First off, time running “linear” in a realm without physicality needs to be nailed down somewhat, because the more you think about it, the less sense it makes.
What creates time in this world is the march of causality. If you hit a cue ball against a rack of billiards balls, every event happens as a result of a previous event. The fact that everything interacts with everything makes for a continuity.
That continuity gets broken whenever there isn’t interaction. If the world between worlds doesn’t interact with the current world according to the same kind of physical rules, then the sense of time gets disconnected as well.
When you are asleep, your sense of time gets similarly blunted. You can spend ages dreaming or minutes, and you wake up the next day and barely feel the passage of time. You don’t feel it because the dream world going on in your head doesn’t have any causality interactions with the real world. The space between physical realms is a lot like dreamland in this sense. It doesn’t interact, so time doesn’t feel the same.
If you absolutely, had to have it so you experienced events at the same pace as you did when you were alive, after you die, then I imagine you wouldn’t get much time to do what is typically said you do after you die, reflect back on your life and learn lessons.
This post-death reflection used to give me a lot of problems. You see, there’s this ironclad rule that I’ve observed in all of existence, if anything related to beings could be said to be absolute, this would be it: Consciousness growth cannot be accelerated. There’s nothing you can do that will make it go any faster.
This flies in the face of one of my biggest teachers, Dr. David R. Hawkins. He insists that consciousness growth can go faster or even reverse. Yet, in all of my research, all of my investigations, I’ve not been able to find any way for consciousness growth to be accelerated.
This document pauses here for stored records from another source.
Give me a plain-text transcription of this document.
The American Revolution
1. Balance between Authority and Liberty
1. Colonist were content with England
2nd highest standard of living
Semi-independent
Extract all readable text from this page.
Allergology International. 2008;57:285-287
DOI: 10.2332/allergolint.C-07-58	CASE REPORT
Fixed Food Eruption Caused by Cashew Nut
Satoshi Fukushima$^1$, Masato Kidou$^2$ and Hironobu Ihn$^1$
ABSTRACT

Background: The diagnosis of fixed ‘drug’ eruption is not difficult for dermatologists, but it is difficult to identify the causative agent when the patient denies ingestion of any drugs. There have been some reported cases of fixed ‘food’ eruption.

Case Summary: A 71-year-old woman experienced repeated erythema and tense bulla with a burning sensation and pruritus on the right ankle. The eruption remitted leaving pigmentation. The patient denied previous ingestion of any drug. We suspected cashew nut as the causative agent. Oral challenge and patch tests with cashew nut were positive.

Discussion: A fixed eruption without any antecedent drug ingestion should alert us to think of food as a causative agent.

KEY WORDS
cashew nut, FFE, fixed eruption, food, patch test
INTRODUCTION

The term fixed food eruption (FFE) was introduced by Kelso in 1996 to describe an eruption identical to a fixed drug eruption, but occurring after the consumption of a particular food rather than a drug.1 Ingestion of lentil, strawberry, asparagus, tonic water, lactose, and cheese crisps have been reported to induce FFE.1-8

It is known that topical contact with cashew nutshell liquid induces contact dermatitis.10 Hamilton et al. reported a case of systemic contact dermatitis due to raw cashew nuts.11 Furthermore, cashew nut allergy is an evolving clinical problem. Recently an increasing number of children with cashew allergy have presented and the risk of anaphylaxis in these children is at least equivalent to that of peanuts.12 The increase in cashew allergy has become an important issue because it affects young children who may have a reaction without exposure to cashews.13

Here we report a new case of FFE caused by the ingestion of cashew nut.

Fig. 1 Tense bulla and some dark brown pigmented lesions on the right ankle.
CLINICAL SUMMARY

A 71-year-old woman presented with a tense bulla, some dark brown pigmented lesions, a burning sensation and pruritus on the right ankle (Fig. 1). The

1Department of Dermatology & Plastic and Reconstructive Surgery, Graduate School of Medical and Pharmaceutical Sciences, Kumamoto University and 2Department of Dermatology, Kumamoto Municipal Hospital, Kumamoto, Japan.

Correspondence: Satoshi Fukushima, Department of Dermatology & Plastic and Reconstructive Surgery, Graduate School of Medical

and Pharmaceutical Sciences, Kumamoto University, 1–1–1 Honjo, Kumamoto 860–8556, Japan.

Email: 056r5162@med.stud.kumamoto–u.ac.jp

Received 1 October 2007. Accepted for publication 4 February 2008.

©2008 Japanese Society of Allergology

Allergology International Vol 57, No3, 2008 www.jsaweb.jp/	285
I’ve since come to understand that Hawkins just doesn’t have a full understanding of consciousness at it’s most fundamental level, leading to the error.
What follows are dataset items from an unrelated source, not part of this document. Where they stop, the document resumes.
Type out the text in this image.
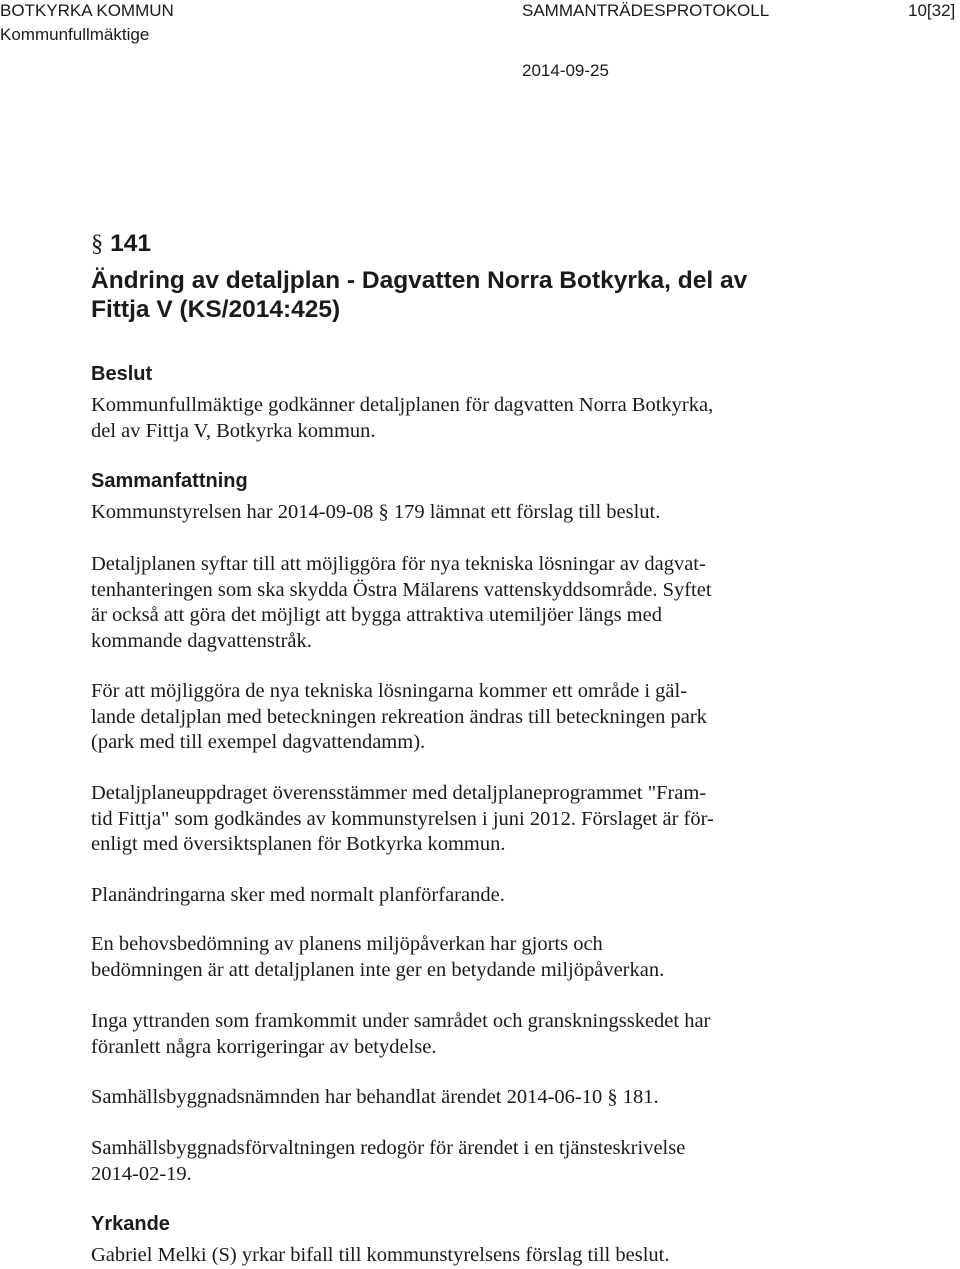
BOTKYRKA KOMMUN
Kommunfullmäktige
SAMMANTRÄDESPROTOKOLL	10[32]
2014-09-25
§ 141
Ändring av detaljplan - Dagvatten Norra Botkyrka, del av
Fittja V (KS/2014:425)
Beslut
Kommunfullmäktige godkänner detaljplanen för dagvatten Norra Botkyrka,
del av Fittja V, Botkyrka kommun.
Sammanfattning
Kommunstyrelsen har 2014-09-08 § 179 lämnat ett förslag till beslut.
Detaljplanen syftar till att möjliggöra för nya tekniska lösningar av dagvat-
tenhanteringen som ska skydda Östra Mälarens vattenskyddsområde. Syftet
är också att göra det möjligt att bygga attraktiva utemiljöer längs med
kommande dagvattenstråk.
För att möjliggöra de nya tekniska lösningarna kommer ett område i gäl-
lande detaljplan med beteckningen rekreation ändras till beteckningen park
(park med till exempel dagvattendamm).
Detaljplaneuppdraget överensstämmer med detaljplaneprogrammet "Fram-
tid Fittja" som godkändes av kommunstyrelsen i juni 2012. Förslaget är för-
enligt med översiktsplanen för Botkyrka kommun.
Planändringarna sker med normalt planförfarande.
En behovsbedömning av planens miljöpåverkan har gjorts och
bedömningen är att detaljplanen inte ger en betydande miljöpåverkan.
Inga yttranden som framkommit under samrådet och granskningsskedet har
föranlett några korrigeringar av betydelse.
Samhällsbyggnadsnämnden har behandlat ärendet 2014-06-10 § 181.
Samhällsbyggnadsförvaltningen redogör för ärendet i en tjänsteskrivelse
2014-02-19.
Yrkande
Gabriel Melki (S) yrkar bifall till kommunstyrelsens förslag till beslut.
But this reflection period after death would seem to clearly break the rule. You see, it’s not just you that’s there in the afterlife. God is there too. With all the time in the world, and access to God, surely you’ll be able to come out of death way more conscious than you were before.
So one way I imagined to cut back on the reflection period is for you to ‘only be able to experience so much’ before you reincarnate. Having a real sense of time in the afterlife would seem to do the trick. But it doesn’t work. The more you think about it, the less sense it makes. It’s just a kludge, handwaving over the infinite.
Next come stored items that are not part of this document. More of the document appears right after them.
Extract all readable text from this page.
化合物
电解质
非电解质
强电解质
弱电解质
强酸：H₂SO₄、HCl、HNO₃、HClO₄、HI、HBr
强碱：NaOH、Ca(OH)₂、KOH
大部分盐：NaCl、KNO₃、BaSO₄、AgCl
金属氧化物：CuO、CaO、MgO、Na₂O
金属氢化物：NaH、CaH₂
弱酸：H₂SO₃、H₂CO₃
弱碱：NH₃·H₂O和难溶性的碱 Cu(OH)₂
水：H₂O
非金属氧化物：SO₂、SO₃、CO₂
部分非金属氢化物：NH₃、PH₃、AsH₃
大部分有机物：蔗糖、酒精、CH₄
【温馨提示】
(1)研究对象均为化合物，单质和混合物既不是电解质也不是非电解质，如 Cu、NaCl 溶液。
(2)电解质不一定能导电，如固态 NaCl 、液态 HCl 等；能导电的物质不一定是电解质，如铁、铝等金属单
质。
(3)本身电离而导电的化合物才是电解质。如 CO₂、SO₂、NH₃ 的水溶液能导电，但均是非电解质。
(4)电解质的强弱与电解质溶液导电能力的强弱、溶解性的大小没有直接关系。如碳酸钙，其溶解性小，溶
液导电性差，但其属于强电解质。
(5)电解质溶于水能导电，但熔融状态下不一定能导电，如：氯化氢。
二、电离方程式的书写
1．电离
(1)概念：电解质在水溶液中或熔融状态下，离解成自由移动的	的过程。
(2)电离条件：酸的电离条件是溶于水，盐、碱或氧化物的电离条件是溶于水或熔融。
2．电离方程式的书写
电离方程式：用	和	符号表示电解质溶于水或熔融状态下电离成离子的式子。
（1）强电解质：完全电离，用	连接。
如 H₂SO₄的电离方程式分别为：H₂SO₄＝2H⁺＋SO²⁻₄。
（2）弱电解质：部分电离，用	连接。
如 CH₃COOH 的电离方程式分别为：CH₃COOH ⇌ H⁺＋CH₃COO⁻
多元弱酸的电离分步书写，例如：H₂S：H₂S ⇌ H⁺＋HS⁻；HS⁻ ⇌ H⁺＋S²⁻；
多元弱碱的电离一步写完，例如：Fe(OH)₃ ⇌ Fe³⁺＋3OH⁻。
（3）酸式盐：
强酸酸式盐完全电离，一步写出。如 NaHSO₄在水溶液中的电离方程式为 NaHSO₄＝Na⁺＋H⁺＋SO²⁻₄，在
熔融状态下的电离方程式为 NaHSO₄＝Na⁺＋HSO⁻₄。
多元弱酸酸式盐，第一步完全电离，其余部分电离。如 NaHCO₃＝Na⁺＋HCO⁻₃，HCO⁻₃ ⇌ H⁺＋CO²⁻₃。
Luckily I have a better solution. One even more weird and amazing.
That proximity to God does not have to necessarily make you more conscious. God is God, he can do whatever he wants, including make individual consciousnesses more or less conscious. We’re just fragments of his mind, after all. But God does not want carbon copy clones of himself, and that’s what happens when he takes charge of the evolution of individuals like that.
So instead he sees us with a mechanic’s eye, way more in-depth than we ever could ourselves, and is super-careful to not bulldoze over our delicate individualities.
The one thing God cannot do by himself is expand. Growth is denied to the thing which is defined as all possibilities. The entirety of his creation, all of us, together, create evolution in God. We lead the way for God to make even more possible.
It’s really just math. An individual cannot expand faster than God can see. All individuals, on the other hand, can create new dynamics that even God has not witnessed. Each individual has its own creation space, we call them our minds. The combinatorial explosion creates emergent behavior for God himself to discover and learn from, to use the parlance of computer science.
God is powerful enough to be all things to all people. But he cannot literally contain all possibilities of all people, if he’s purposefully operating on the edge of his abilities. And that’s what he does, all the time.
So yeah. When you’re dead, you basically run through the patterns of your life. God helps you understand them. You grow a little bit, but the lack of new input puts an ultimate limit on how much time you can spend there. As you mature spiritually, you can spend more time there. But it’s always a side show compared to living life at the fullest of our capabilities, and that can only happen in a physical realm with real limits that we have to overcome.